Judge Andrew Hanen has filed a memorandum opinion and order denying the Obama administration’s motion to lift his temporary injunction preventing implementation of Obama’s post-election executive amnesty program. The memorandum opinion and order are posted online here. In media reports of Judge Hanen’s order, you won’t see this comment on the administration’s misrepresentations concerning implementation of the amnesty:
The Court finds that the Government’s multiple statements on this subject were indeed misleading, as detailed in the Order filed simultaneously with this Order. It also finds that the remedial measure taken by counsel for the Government through the filing of an “advisory” on March 3, 2015, was neither prompt nor fully candid. Despite this, a sanction as severe as striking the Government’s pleadings, while perhaps merited based upon the Government’s misconduct, would not at this juncture be in the interests of justice or in the best interest of this country. The issues contested in this case are of national importance, and the outcome will affect millions of individuals. The parties’ arguments should be decided on their relative merits according to the law, not clouded by outside allegations that may or may not bear on the ultimate issues in this lawsuit. Consequently, while this Court may impose some other sanction in response to the misrepresentations made to the Court, it will not strike the Government’s pleadings.

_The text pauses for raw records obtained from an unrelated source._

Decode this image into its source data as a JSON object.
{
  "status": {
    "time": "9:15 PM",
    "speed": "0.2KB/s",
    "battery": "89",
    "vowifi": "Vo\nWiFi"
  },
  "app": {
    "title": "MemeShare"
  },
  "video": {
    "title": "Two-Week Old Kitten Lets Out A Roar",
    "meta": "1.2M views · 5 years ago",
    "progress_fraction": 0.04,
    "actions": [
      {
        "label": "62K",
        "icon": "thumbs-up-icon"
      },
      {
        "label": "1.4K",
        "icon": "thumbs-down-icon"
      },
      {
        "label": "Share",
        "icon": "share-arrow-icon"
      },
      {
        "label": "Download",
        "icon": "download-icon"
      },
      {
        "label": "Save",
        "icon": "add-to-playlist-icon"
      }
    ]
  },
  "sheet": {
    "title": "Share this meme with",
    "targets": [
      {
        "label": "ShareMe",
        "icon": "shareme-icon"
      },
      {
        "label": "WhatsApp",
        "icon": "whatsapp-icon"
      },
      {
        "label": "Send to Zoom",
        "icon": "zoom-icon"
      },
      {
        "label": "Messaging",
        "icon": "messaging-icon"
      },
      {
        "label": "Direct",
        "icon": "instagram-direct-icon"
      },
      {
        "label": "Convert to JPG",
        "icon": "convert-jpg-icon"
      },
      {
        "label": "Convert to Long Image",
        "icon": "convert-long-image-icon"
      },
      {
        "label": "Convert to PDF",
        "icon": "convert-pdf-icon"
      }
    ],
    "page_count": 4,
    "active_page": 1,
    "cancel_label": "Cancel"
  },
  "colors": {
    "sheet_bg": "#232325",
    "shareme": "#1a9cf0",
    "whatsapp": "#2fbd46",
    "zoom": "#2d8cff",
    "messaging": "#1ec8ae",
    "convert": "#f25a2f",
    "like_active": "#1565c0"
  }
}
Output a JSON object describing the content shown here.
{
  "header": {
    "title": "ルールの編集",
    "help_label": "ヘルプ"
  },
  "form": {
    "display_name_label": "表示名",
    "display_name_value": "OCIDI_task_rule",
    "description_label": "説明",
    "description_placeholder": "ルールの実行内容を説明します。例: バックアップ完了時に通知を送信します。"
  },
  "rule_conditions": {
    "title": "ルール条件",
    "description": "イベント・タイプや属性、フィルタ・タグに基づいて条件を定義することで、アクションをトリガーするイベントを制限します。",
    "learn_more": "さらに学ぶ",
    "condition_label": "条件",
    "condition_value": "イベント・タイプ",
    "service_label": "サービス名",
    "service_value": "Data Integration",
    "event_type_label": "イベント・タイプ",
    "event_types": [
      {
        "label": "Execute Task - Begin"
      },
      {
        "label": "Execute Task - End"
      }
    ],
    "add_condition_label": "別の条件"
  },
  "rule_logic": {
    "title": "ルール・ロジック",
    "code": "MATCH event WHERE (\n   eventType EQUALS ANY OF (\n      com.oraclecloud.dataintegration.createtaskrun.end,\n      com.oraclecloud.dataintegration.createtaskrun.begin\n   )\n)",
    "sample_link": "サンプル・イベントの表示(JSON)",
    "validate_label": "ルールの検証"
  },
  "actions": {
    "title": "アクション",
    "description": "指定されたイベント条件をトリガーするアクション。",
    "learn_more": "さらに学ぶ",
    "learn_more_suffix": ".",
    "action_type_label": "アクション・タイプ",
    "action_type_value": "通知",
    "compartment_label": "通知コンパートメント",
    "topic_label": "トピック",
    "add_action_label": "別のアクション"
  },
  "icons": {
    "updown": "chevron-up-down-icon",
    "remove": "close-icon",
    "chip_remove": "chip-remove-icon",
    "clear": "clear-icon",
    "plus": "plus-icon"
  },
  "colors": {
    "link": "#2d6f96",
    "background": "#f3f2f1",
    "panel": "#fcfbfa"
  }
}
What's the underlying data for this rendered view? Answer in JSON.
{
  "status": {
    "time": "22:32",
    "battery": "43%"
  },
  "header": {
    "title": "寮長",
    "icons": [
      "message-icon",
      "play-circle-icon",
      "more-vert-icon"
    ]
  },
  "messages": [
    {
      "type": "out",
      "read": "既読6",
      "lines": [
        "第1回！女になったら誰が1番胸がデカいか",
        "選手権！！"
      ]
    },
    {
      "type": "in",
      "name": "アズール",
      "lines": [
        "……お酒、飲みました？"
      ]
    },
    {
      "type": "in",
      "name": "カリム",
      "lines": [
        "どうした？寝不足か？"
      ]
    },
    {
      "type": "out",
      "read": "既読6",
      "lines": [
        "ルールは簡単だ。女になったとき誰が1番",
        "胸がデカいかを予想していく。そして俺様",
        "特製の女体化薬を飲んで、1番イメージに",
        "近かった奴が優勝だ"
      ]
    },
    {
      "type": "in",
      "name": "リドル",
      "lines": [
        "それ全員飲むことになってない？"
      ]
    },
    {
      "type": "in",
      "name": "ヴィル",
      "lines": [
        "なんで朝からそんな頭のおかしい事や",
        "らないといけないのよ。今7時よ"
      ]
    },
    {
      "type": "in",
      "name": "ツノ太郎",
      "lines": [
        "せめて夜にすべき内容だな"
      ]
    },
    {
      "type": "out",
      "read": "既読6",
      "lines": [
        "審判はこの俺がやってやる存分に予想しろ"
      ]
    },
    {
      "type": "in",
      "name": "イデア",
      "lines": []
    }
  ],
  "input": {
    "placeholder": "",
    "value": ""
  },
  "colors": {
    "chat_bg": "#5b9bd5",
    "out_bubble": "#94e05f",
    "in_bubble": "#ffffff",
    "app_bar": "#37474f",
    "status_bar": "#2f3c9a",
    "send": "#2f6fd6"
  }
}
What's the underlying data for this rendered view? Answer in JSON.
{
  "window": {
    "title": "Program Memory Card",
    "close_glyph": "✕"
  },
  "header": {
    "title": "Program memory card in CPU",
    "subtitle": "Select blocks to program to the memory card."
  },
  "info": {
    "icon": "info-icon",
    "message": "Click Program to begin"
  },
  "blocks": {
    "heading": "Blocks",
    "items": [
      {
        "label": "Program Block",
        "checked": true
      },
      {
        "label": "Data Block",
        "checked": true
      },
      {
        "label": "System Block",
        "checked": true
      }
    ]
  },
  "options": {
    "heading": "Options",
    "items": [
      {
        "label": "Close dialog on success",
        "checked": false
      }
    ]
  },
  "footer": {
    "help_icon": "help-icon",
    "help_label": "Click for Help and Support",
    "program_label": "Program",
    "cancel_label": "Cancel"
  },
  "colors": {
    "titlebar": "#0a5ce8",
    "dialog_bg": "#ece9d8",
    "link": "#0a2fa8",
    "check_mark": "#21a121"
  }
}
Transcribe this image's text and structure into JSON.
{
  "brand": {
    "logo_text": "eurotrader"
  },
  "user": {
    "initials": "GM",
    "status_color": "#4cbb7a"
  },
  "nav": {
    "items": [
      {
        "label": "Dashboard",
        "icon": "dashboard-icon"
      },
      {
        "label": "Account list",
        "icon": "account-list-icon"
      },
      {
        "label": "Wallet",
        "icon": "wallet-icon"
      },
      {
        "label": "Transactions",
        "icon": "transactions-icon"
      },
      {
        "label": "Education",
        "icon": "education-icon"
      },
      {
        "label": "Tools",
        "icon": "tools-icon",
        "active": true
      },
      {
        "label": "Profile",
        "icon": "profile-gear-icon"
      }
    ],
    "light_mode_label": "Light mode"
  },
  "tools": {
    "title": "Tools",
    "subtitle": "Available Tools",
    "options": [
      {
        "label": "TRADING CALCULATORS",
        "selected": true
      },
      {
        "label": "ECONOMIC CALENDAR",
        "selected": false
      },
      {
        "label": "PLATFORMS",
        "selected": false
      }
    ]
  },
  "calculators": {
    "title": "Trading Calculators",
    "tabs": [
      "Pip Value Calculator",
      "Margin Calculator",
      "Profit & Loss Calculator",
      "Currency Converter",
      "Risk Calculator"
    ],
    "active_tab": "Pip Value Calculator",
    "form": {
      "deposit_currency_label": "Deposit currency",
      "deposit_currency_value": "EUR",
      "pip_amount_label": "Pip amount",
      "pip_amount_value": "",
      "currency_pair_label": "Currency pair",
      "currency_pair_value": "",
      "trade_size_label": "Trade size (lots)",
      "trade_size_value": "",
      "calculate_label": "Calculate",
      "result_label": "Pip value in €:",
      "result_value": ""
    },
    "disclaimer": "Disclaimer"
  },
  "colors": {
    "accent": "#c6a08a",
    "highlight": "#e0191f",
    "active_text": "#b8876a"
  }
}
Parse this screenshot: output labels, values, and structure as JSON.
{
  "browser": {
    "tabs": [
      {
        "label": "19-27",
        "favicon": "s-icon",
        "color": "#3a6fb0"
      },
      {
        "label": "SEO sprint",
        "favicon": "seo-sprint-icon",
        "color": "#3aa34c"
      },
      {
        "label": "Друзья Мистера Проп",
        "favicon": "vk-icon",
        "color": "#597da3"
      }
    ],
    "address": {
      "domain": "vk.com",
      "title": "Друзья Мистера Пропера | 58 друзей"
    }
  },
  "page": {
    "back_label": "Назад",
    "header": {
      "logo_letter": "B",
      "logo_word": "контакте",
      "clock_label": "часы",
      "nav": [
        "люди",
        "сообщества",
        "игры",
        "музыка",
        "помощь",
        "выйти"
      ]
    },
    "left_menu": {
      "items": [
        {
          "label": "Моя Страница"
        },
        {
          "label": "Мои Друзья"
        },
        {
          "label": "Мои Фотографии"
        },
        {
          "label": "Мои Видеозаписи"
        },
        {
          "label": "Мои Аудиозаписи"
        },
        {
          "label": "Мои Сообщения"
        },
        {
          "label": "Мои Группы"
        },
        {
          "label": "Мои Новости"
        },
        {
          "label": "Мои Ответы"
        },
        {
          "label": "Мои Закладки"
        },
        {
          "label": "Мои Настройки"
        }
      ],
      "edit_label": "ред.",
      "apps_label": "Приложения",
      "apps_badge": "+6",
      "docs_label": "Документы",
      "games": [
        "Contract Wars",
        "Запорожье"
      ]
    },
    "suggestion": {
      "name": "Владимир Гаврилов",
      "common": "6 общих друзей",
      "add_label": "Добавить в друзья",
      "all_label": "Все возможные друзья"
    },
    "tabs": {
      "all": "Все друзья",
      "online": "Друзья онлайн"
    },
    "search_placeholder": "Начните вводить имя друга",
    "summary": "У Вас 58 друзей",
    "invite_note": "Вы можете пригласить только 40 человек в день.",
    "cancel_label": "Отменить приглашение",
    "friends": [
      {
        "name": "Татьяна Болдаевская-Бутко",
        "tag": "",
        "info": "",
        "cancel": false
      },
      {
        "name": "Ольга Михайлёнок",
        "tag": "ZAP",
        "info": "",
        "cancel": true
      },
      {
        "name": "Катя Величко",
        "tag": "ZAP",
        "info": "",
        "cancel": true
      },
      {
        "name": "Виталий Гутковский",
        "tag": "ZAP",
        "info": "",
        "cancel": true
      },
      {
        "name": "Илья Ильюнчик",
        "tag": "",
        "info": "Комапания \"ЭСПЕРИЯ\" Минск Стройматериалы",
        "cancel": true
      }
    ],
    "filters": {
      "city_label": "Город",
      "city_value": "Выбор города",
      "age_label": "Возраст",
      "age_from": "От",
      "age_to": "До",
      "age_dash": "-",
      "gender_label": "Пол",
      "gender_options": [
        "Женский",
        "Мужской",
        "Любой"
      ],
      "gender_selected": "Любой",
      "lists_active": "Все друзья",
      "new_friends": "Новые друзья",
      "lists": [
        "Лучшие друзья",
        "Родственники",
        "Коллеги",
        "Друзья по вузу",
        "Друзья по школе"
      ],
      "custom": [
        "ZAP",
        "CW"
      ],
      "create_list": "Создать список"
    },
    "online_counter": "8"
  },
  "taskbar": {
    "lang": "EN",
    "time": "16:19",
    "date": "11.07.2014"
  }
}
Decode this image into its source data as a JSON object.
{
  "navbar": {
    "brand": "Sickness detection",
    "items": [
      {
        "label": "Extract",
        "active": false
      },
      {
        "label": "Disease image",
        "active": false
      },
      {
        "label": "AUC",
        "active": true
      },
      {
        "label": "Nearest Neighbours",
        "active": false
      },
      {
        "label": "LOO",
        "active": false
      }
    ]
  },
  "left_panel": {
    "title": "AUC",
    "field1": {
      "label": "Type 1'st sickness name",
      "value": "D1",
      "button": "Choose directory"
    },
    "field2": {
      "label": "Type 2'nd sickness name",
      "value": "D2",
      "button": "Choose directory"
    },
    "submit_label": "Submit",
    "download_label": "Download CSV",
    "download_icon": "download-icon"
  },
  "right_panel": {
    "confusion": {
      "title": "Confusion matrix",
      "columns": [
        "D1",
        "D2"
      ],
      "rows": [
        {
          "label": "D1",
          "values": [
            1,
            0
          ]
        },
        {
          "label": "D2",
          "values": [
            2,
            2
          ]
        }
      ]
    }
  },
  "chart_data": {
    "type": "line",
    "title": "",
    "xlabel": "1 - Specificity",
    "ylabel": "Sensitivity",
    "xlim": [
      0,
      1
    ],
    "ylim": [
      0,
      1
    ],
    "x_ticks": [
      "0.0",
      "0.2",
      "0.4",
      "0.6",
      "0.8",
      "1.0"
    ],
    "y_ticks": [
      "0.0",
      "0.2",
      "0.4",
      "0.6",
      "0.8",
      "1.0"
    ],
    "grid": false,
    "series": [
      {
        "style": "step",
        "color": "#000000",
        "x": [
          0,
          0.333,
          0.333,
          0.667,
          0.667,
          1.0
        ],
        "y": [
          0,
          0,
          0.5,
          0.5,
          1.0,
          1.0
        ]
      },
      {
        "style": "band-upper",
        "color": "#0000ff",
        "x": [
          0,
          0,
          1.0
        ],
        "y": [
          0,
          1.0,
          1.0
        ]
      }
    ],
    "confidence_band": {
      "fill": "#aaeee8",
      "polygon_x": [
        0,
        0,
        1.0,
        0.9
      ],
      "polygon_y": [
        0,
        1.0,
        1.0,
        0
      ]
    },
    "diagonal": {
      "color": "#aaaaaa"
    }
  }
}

Striking of pleadings based on misconduct of a party or its attorneys is one of the most severe sanctions a court can impose. It is no surprise that Judge Hanen declines to take this step. His reiteration of the seriousness of the administration’s misconduct — to the extent that the sanction would perhaps be merited — is notable.
Our posts on the pending lawsuit can be accessed here. The action now reverts to the Fifth Circuit Court of Appeals. The administration’s motion for an order lifting Judge Hanen’s injunction is to be heard by the Fifth Circuit on April 17.